Duke originally proposed to run a 20-MW, $100 million program but halved it after resistance from public advocates and groups including the Vote Solar Initiative, which said that utility ownership is anti-competitive.

In its ruling on Dec. 31, 2008, the commission agreed to let Duke go forward with its 10-MW program. In addition to the plan to own solar, Duke issued a request for proposals in 2007 to buy solar power from third parties. The lowest bidder was SunEdison LLC, with which Duke entered into a power-purchase agreement. The commission is now limiting the amount recoverable by the utility to what it would have cost Duke to get the same amount of solar from the third lowest bidder in its RFP.

The commission noted that there's a "a very large difference" between Duke's program costs and how much it would be to buy the same amount of power from third parties. Duke said the utility would be getting additional benefits from owning solar that it wouldn't have gotten by buying the power from someone else. These benefits include learning from ownership, testing the effect of distributed generation on its grid and establishing direct relationships with solar panel vendors. While the commission allowed that such benefits could exist, it said that Duke did not quantify the costs of these benefits.

Duke can still attempt to recover the costs down the line, the commission noted, if it shows that these were part of research-and-development efforts and were reasonable and prudent.

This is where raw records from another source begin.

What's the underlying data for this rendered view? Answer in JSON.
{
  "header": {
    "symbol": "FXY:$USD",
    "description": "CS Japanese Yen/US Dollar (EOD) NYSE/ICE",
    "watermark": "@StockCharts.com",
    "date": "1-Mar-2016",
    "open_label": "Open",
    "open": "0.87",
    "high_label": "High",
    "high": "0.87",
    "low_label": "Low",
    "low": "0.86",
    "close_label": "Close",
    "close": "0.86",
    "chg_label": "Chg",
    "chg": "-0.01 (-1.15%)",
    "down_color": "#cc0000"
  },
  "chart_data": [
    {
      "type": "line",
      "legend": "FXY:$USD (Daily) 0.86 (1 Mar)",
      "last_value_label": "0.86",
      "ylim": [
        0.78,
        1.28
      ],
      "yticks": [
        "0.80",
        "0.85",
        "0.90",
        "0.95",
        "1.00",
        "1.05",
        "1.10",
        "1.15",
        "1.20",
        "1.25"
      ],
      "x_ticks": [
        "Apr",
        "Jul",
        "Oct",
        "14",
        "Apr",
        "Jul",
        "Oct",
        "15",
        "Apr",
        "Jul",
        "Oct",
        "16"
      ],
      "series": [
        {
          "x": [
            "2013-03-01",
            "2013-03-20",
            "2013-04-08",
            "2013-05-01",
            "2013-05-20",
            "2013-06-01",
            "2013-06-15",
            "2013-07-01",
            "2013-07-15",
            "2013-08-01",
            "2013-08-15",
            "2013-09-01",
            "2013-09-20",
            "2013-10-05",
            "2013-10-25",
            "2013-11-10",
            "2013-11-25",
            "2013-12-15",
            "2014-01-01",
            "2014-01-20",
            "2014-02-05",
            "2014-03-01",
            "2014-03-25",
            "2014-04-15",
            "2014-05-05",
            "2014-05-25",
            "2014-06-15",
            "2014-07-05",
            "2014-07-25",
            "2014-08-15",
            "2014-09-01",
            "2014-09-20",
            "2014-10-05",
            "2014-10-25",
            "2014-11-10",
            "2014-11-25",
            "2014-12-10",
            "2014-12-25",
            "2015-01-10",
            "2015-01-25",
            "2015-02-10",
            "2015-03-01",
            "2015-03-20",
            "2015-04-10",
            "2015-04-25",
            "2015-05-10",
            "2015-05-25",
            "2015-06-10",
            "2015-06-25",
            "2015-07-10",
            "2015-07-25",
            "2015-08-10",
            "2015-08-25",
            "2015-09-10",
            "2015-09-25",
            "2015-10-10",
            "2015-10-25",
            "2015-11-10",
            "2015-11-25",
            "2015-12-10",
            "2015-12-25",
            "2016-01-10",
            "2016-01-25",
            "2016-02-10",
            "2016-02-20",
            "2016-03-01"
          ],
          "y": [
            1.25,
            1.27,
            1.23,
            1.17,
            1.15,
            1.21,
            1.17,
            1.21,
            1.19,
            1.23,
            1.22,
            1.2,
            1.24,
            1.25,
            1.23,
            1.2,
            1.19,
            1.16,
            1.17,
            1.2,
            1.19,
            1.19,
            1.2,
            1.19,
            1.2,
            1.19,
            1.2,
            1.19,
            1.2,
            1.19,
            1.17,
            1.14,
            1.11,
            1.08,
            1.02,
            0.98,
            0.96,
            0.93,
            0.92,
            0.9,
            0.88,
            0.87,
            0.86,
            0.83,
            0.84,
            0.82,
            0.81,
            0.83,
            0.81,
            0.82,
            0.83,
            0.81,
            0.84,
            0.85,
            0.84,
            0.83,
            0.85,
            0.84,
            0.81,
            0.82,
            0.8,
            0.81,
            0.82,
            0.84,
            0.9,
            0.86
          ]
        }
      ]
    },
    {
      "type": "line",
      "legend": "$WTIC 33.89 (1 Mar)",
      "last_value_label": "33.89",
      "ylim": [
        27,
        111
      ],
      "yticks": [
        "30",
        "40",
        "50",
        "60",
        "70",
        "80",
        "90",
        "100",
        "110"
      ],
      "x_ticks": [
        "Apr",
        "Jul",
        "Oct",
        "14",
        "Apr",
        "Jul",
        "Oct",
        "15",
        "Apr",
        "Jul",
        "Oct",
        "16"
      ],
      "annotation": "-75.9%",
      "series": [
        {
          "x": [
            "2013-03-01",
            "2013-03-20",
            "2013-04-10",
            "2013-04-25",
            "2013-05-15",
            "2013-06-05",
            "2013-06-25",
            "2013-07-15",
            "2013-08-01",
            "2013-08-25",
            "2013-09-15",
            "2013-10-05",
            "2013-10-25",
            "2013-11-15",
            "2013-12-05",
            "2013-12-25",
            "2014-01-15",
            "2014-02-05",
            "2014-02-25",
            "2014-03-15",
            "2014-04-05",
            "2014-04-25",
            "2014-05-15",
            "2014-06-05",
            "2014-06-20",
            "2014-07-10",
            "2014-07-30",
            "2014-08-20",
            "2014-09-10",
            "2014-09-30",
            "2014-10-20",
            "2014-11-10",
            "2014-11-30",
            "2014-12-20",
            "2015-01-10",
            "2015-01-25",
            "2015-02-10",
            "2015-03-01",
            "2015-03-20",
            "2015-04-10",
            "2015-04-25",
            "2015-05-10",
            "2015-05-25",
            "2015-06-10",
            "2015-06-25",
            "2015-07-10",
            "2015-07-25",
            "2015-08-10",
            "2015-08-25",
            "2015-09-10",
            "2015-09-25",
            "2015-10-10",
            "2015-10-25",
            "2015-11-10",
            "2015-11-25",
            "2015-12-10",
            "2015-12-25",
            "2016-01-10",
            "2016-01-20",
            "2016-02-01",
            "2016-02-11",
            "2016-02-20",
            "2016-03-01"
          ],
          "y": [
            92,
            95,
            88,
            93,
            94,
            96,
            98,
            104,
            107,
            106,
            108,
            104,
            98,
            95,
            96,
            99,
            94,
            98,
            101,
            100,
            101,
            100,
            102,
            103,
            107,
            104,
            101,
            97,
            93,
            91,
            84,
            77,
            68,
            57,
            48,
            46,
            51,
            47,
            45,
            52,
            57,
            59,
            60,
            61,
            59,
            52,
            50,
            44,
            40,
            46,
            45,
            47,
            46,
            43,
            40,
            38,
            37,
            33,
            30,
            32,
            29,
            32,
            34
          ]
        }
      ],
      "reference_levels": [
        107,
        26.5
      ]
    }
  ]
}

For now, the commission ruled Duke's solar program in its entirety would exceed the state's mandate for renewable energy generation. Since Duke would spend more money on self-generating than on buying renewable power from third parties, it would spend the state's allotted resources on fewer renewable energy. This would force the utility to get more energy from fossil fuels, which defeats the purpose of the renewable energy mandate, according to the commission. So that, in a hypothetical example, if it spent $50 million on 10 MW of self-generated solar, but would have procured 15 MW for the same money from other resources, the utility would need to source the remaining 5 MW from fossil fuels because the state has a limit on how much can be spent on renewables.

"If Duke is allowed to recover all its program costs through the REPS and REPS EMF riders, this will not only have an adverse environmental effect but be inconsistent with the goal of minimizing utility expenses and keeping rates down," the commission wrote.

Allowing Duke to recover the full costs could also "encourage other utilities to undertake costly projects that are designed not only to comply with the (state's renewable energy mandate), but also to promote other goals, knowing that the entire costs of the program can be recovered," the commission wrote.

Other aspects of the ruling rejected the request by Wal-Mart Stores Inc. (WMT) representatives to force Duke to offer renewable energy credits to lessees of roof space for solar installations. The commission said that Duke doesn't have to purchase renewable energy credits from customer-generators.